L’électrorétinogramme multifocal (ERG) utilise une stimulation lumineuse générée sur un moniteur de télévision. Ces photons vont entraîner au niveau des photorécepteurs rétiniens une cascade de réactions biochimiques transformant l’énergie lumineuse en énergie électrique. Des électrodes cutanées et placées sur la cornée permettent d’enregistrer cette réponse électrique des cellules rétiniennes. L’électrorétinogramme multifocal permet ainsi de diagnostiquer la toxicité oculaire de certains médicaments (antipaludéens de synthèse) ainsi que les dystrophies rétiniennes d’origine génétique.
Enfin, les potentiels évoqués visuels sont obtenus en demandant au sujet de fixer un écran sur lequel apparaît un damier. Les électrodes de recueil sont placées en regard des aires visuelles du cortex occipital. La réponse électrique du cortex provoquée par la stimulation visuelle est enregistrée et permet d’évaluer la fonction des voies visuelles (plus particulièrement les nerfs optiques). Cette réponse donne une information indispensable pour différencier une neuropathie optique inflammatoire des autres neuropathies optiques (carentielle, compressive, ischémique).
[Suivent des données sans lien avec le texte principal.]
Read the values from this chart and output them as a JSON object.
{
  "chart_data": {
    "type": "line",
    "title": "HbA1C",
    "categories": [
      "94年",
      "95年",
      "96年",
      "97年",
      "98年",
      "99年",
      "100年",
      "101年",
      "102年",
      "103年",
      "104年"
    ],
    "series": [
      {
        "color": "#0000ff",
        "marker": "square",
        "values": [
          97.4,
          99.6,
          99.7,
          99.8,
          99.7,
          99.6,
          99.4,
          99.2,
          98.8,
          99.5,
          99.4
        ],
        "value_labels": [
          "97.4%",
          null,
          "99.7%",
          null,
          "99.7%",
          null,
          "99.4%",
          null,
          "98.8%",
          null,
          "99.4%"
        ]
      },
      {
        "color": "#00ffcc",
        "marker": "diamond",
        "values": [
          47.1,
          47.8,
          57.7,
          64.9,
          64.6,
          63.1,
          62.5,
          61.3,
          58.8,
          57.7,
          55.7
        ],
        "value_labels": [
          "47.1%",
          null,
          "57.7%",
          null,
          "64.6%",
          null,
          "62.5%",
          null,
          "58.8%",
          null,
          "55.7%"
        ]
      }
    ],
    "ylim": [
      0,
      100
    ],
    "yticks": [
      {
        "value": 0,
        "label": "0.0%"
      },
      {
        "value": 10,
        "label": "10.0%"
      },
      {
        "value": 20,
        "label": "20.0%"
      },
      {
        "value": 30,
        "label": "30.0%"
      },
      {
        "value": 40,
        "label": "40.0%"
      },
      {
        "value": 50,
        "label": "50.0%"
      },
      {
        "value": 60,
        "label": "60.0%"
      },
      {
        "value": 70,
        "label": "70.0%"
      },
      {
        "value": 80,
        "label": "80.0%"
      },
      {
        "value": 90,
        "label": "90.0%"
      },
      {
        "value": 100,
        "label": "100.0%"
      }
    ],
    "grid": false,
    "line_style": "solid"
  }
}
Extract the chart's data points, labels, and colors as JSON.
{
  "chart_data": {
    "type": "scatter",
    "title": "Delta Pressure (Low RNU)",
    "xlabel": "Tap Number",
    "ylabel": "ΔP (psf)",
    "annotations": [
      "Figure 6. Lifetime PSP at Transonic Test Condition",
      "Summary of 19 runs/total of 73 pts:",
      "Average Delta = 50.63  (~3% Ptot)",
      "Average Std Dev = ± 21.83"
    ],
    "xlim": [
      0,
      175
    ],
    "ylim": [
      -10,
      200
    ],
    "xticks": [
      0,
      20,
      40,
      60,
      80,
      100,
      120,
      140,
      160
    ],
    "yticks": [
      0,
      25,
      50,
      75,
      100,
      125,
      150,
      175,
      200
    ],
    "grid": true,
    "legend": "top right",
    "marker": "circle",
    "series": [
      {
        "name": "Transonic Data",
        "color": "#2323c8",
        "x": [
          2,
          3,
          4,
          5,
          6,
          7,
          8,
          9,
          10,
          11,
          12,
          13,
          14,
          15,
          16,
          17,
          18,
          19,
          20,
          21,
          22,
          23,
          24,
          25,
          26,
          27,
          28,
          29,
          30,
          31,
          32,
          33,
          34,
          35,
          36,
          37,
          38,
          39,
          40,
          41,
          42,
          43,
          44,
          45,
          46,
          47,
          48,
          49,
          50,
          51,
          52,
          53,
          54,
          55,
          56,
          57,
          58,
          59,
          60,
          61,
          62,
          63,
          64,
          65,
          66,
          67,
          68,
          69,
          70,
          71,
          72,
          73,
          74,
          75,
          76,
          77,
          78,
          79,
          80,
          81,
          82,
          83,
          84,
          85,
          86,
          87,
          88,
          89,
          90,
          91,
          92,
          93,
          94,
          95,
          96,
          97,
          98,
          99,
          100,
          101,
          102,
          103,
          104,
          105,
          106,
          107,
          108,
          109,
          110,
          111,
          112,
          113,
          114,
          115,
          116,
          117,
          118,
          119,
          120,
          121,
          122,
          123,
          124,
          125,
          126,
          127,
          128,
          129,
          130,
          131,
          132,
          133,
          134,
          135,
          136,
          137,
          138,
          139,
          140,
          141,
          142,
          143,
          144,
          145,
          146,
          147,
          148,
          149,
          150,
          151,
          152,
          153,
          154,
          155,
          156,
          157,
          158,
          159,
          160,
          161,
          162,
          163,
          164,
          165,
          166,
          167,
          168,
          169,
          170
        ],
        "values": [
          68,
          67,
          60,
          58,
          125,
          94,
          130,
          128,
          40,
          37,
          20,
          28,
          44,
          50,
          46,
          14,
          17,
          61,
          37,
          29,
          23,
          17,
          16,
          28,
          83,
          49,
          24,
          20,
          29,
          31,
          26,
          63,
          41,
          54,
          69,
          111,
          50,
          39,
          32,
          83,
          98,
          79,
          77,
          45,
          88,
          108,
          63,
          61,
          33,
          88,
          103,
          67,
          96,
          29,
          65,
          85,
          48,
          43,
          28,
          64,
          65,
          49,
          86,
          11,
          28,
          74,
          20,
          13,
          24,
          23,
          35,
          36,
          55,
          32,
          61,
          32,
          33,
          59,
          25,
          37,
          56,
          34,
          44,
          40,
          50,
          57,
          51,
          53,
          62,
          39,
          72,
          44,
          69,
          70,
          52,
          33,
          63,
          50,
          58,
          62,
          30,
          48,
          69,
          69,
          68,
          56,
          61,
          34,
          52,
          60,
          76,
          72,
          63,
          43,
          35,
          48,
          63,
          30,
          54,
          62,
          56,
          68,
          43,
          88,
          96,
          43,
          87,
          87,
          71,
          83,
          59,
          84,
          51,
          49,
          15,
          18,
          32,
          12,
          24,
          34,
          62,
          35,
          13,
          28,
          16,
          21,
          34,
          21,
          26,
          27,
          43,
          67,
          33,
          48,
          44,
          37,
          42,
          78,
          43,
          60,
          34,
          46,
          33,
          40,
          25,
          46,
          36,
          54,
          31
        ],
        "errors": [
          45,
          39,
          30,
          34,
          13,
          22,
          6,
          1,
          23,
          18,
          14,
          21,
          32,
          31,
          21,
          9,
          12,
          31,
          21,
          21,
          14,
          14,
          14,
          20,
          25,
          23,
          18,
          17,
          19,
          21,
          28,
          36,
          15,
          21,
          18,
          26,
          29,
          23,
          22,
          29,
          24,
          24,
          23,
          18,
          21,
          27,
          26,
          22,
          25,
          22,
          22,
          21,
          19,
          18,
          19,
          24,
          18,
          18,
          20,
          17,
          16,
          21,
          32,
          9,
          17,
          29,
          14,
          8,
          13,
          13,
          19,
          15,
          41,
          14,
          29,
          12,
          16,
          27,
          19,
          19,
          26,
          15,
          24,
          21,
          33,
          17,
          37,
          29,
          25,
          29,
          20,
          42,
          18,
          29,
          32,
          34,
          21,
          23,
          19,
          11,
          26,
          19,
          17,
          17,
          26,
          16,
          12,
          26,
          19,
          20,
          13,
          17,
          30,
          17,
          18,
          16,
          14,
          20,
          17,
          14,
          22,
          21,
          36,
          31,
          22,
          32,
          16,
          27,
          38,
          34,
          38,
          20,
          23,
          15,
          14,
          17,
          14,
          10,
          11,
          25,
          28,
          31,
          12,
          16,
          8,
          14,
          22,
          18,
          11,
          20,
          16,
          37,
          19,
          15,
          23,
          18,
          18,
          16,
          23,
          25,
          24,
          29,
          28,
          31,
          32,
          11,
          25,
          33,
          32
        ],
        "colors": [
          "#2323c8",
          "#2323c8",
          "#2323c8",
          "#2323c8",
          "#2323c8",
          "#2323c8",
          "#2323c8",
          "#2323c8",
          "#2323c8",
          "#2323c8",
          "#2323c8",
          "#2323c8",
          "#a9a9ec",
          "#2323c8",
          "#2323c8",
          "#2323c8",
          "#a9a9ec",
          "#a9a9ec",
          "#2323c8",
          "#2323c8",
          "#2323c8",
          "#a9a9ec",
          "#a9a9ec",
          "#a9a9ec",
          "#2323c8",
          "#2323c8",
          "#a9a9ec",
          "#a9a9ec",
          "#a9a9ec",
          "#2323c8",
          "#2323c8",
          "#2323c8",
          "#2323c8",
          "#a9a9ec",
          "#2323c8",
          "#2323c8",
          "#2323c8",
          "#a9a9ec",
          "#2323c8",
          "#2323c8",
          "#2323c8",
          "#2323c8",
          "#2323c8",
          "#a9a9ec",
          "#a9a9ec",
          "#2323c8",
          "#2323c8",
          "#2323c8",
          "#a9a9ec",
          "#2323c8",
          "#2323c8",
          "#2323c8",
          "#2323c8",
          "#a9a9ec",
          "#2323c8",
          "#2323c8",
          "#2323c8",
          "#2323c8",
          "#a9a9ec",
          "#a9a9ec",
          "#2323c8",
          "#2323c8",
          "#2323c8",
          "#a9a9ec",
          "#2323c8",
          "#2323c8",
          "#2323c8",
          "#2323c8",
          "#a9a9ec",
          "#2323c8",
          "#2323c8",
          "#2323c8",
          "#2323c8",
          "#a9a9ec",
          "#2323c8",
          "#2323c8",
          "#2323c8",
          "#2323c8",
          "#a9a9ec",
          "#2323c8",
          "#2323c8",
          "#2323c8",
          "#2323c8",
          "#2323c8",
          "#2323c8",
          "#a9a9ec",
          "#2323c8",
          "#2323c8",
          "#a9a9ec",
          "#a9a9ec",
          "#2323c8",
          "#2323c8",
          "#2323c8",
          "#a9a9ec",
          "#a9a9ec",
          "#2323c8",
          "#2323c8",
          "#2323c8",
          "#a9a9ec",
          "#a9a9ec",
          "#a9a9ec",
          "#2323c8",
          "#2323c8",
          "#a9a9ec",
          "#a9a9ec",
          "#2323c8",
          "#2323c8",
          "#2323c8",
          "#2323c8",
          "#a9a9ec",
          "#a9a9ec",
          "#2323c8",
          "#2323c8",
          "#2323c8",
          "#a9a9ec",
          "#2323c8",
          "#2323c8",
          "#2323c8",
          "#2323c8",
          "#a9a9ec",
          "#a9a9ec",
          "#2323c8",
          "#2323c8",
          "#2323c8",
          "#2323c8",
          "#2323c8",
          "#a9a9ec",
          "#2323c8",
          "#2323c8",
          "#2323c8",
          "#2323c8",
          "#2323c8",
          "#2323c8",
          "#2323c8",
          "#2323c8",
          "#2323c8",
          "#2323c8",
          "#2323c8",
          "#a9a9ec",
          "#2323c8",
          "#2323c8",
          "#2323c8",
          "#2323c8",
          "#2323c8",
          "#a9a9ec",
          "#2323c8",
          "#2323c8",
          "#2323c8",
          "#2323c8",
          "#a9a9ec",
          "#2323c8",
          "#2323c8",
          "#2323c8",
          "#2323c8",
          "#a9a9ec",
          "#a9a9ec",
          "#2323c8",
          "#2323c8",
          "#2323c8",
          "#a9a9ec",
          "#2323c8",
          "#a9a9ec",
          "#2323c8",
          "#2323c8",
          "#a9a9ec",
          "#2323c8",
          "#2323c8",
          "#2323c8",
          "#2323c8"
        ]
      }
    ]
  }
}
Un bilan ophtalmologique est donc indispensable chez un patient signalant une baisse d’acuité visuelle sans rougeur, douleur ou signe neurologique associé. Les causes ophtalmologiques sont en effet nombreuses. Lorsque la cause n’est pas directement liée à l’oeil, la prise en charge sera réalisée conjointement avec l’ophtalmologue qui permettra de renseigner le spécialiste (neurologue, neurochirurgien, rhumatologue) sur l’évolution et l’efficacité du traitement entrepris.